Le ministère burkinabè en charge de l’action humanitaire et de la solidarité nationale a annoncé avoir secouru, le 29 mai 2025, 22 jeunes Burkinabè, dont trois filles, qui avaient été entraînés dans un réseau de migration frauduleuse au Ghana.
Ces jeunes ont pu être arrachés des mains de leurs ravisseurs et rapatriés en toute sécurité, grâce à la coopération entre l’Ambassade du Burkina Faso au Ghana, les autorités ghanéennes et les services techniques burkinabè.

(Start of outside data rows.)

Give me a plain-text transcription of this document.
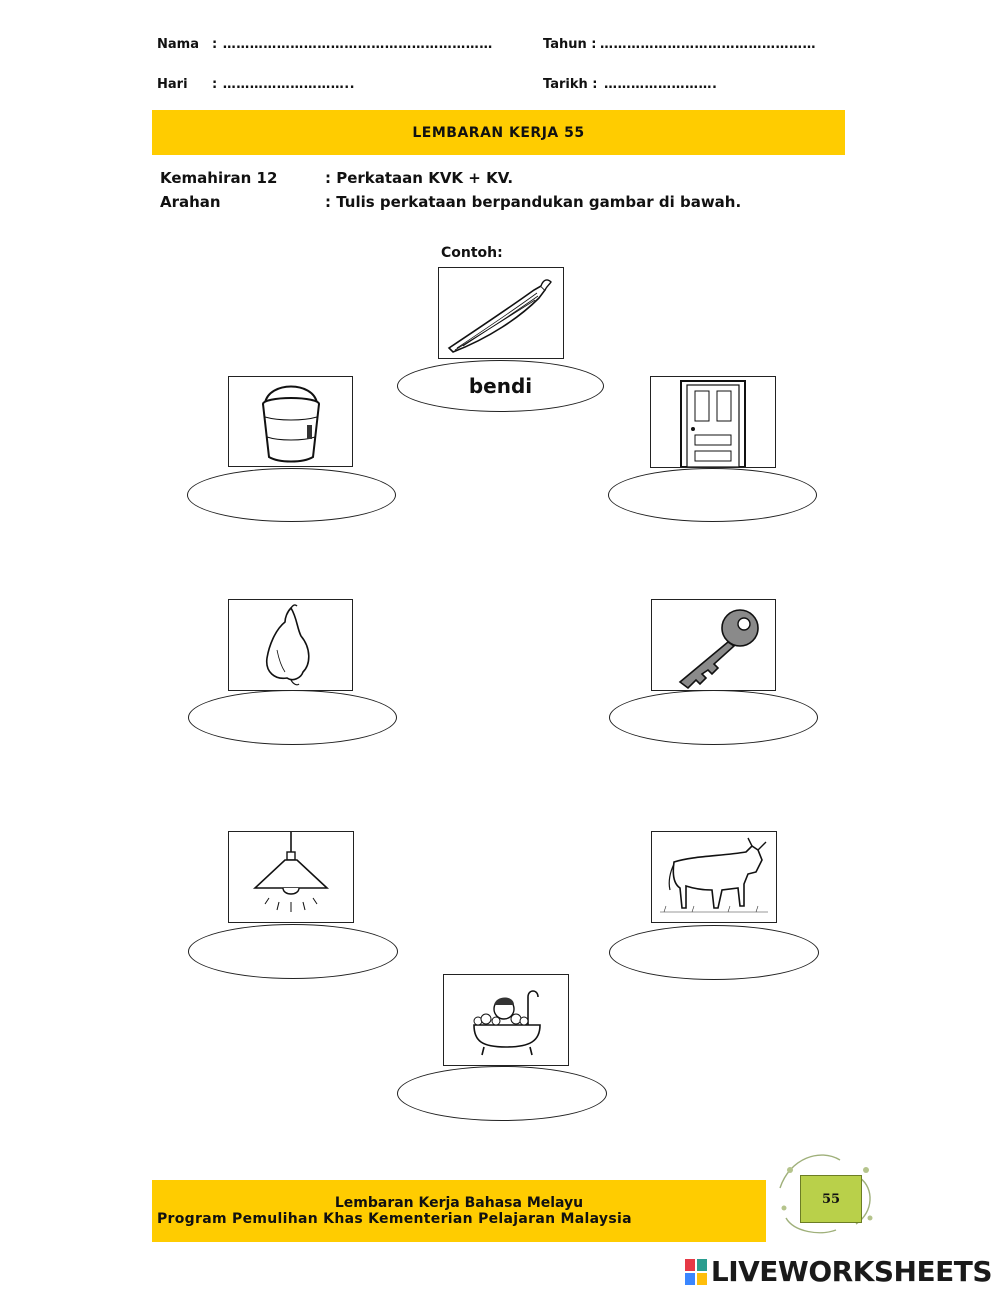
Nama : ……………………………………………………	Tahun : …………………………………………
Hari : ………………………..	Tarikh : …………………….
LEMBARAN KERJA 55
Kemahiran 12	: Perkataan KVK + KV.
Arahan	: Tulis perkataan berpandukan gambar di bawah.
Contoh:
bendi
Lembaran Kerja Bahasa Melayu
Program Pemulihan Khas Kementerian Pelajaran Malaysia
55
LIVEWORKSHEETS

Dès leur arrivée, ils ont bénéficié d’une prise en charge complète : hébergement, alimentation, soutien psychologique et des entretiens approfondis visant à comprendre leur parcours et à identifier des voies concrètes de réinsertion.
Selon Soumaïla Zorom, secrétaire permanent du CONASUR, ces jeunes recevront tout le soutien nécessaire pour prendre un nouveau départ. Cela inclura un accompagnement psychosocial, l’identification de projets d’insertion professionnelle, et le rétablissement des liens familiaux.
Il a été révélé que ces jeunes ont été attirés par des connaissances qui leur avaient fait miroiter des emplois et une vie meilleure. Ils se sont ensuite retrouvés piégés par QNet, une entreprise aux pratiques jugées douteuses. « Une fois au Ghana, tout a basculé. On nous a forcés à intégrer un système que nous ne comprenions pas. On n’avait plus le choix, car on avait déjà payé », a témoigné l’un des jeunes rapatriés.
Le ministère a profité de cette occasion pour lancer un appel pressant aux jeunes : ne pas se précipiter face à des offres trop belles pour être vraies. Il a rappelé que les véritables opportunités demandent du temps. Le ministère espère également que les jeunes rapatriés deviendront des ambassadeurs de la sensibilisation contre les arnaques migratoires, en partageant leur expérience pour prévenir d’autres jeunes de tomber dans ces pièges.